1755-08-13, de Voltaire [François Marie Arouet] à Jean Robert Tronchin.

Je vous renvoye monsieur le billet endossé.
Pardonez au trouble où ma douleur m'a plongé. Quelque absurde, quelque impertinente que soit la calomnie, elle est toujours très à craindre. Mr l'abbé Pernetti m'a mandé que ces horreurs couraient dans Lyon; un scélérat a eü l'impudence de venir m'en proposer l'achat pour 50 louis d'or. Je l'ay dénoncé sur le champ, luy et son ouvrage, à la justice et le conseil m'a fait raison; si M. le card. est instruit de la calomnie, n'est il pas juste qu'il le soit de ma conduitte? C'est ce que j'ay laissé à votre prudence et à votre amitié suivant le temps et l'occasion.

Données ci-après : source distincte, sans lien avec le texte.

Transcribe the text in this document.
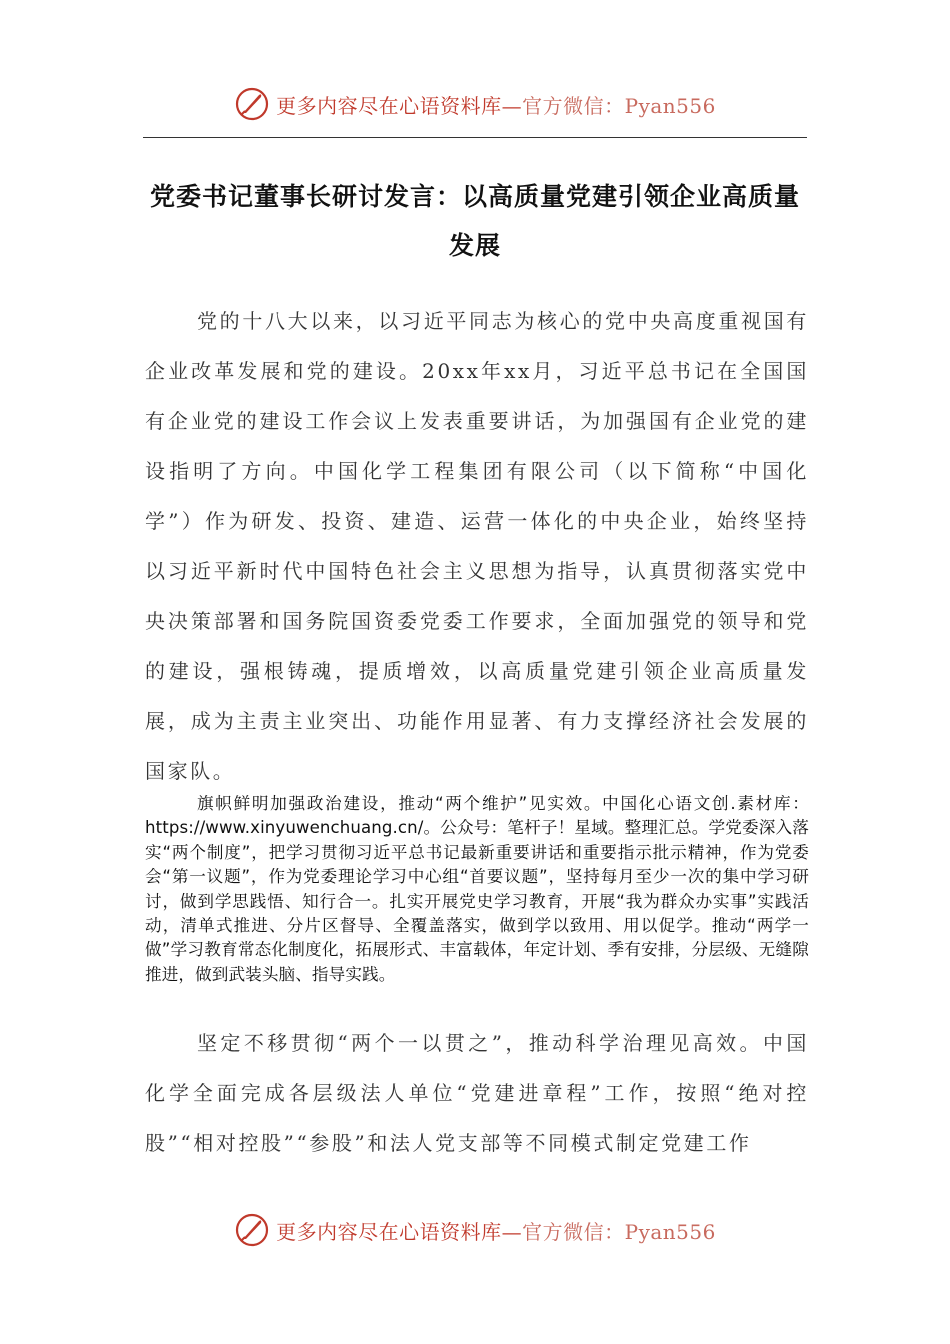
更多内容尽在心语资料库—官方微信：Pyan556
党委书记董事长研讨发言：以高质量党建引领企业高质量发展

党的十八大以来，以习近平同志为核心的党中央高度重视国有企业改革发展和党的建设。20xx年xx月，习近平总书记在全国国有企业党的建设工作会议上发表重要讲话，为加强国有企业党的建设指明了方向。中国化学工程集团有限公司（以下简称“中国化学”）作为研发、投资、建造、运营一体化的中央企业，始终坚持以习近平新时代中国特色社会主义思想为指导，认真贯彻落实党中央决策部署和国务院国资委党委工作要求，全面加强党的领导和党的建设，强根铸魂，提质增效，以高质量党建引领企业高质量发展，成为主责主业突出、功能作用显著、有力支撑经济社会发展的国家队。

旗帜鲜明加强政治建设，推动“两个维护”见实效。中国化心语文创.素材库：https://www.xinyuwenchuang.cn/。公众号：笔杆子！星域。整理汇总。学党委深入落实“两个制度”，把学习贯彻习近平总书记最新重要讲话和重要指示批示精神，作为党委会“第一议题”，作为党委理论学习中心组“首要议题”，坚持每月至少一次的集中学习研讨，做到学思践悟、知行合一。扎实开展党史学习教育，开展“我为群众办实事”实践活动，清单式推进、分片区督导、全覆盖落实，做到学以致用、用以促学。推动“两学一做”学习教育常态化制度化，拓展形式、丰富载体，年定计划、季有安排，分层级、无缝隙推进，做到武装头脑、指导实践。

坚定不移贯彻“两个一以贯之”，推动科学治理见高效。中国化学全面完成各层级法人单位“党建进章程”工作，按照“绝对控股”“相对控股”“参股”和法人党支部等不同模式制定党建工作

更多内容尽在心语资料库—官方微信：Pyan556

Je vous prie de mettre à la poste cette lettre pour madame de Pompadour qui depuis longtemps m'honore de sa bienveillance. Mon cher correspondant, si la calomnie me persécute dans mon azile, il faudra en chercher un autre. Tout cela est bien triste pour me Denis, qui se trouve transplantée au pied des Alpes. Je vous embrasse tendrement.

V.

Mr l'abbé Pernetti m'écrit qu'il est constant à Lyon que Le Roy demandera mon éloignement de Geneve. Je crois le Roy trop juste pour m'imputer des vers que les laquais de Paris rougiraient d'avoir faits. Je crois Monsieur le c. de Tensin trop juste pour m'en accuser et pour persécuter un innocent dont il n'a pas assurément sujet de se plaindre.

Voulez vous bien avoir la bonté de faire mettre aussi à la poste la lettre cy jointe? Je vous demande bien des pardons. made Denis et moy nous vous embrassons bien tendrement.

V.

Je n'écris à made de Pompadour qu'une lettre de compliment au sujet de mes chinois que je luy ay envoiez.

J'écris à mr l'abbé Pernetti que je ne crois point ce qu'il me mande.